Скрипнула входная дверь… Митька, взявшийся было за другую бадью, в оцепенении прижал её к могучей груди и сел там, где стоял. Я повернул голову и едва не свернул себе шею – прямо из предбанника, в клубы пара, на порог шагнула от подмышек до колен завёрнутая в простыню Баба‑Яга! Старушка чуточку конфузилась, но крепко держала в сухоньких руках запотевшую бутыль местного самогона…
– Ну что, сотруднички? – Бабка окинула нас торжествующим взглядом. – Стало быть, девок я не звала, как и договорено было, своим коллективом поплещемся, так, что ли?
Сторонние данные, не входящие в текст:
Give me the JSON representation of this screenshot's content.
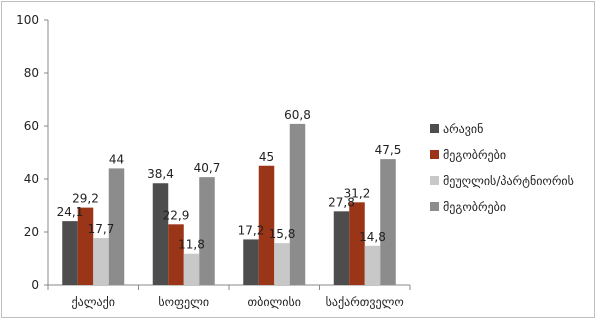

Мы, не сговариваясь, с визгом ломанулись из бани вон. Вслед доносился ехидный смех нашей эксперт‑криминалистки…
В предбанничке нас ожидало чистое бельё и моя, частично высушенная, форма. Одевались быстро, стараясь лишний раз не глядеть друг на друга. Митька успел первым и удрал на двор, выравнивать дыхание. Я пришёл в себя быстрее, хотя шок, конечно, был, поэтому одевался неторопливо…
К тому же, мать моя юриспруденция, а брюки‑то по‑прежнему влажные! Домового нет, сушить и гладить некому, а не надеть нельзя. Хорош я за общим столом буду – в кителе, рубашке с галстуком… и свежих белых подштанниках, аккуратно заправленных в начищенные форменные ботинки!
– Пойдёмте в избу, что ли? Маняшин батюшка звал чаю пить, – донёсся Митькин бас со двора. Нервничает… Я тоже. Так, кстати, и пошёл в мокрых штанах…
Изба у кузнеца была большая, ухоженная, но небогатая. Как оказалось, сам хозяин, Игнат Андреич, был человеком вдовым, работящим, но пьющим. Прикладывался к сорокаградусной каждый вечер, пил на свои, в долги не лез, характер имел флегматичный и мягкий. Оно и к лучшему, когда я его в первый раз увидел – мне присесть захотелось. Вспомните Митьку… Так вот, кузнец был на голову выше и точно такой же ширины в плечах. Ей‑богу, не вру – практически равнобедренный треугольник с кудлатой бородой и добрейшими глазами. Причём ни капли жира! Рельеф, как у Рона Колемана в соревновательный период. Я невольно закомплексовал, когда Игнат Андреич осторожно поздоровался со мной за руку и, извинившись, ушёл спать в сени. Его румяная дочь усадила нас и развлекала разговорами до подхода Яги, тогда уж поставила на стол самовар и начала напаивать нашу опергруппу чаем…
– А что, девонька, – после третьей чашки неспешно начала бабуля, – не приметила ли ты, часом, как участковый в колодезь упал?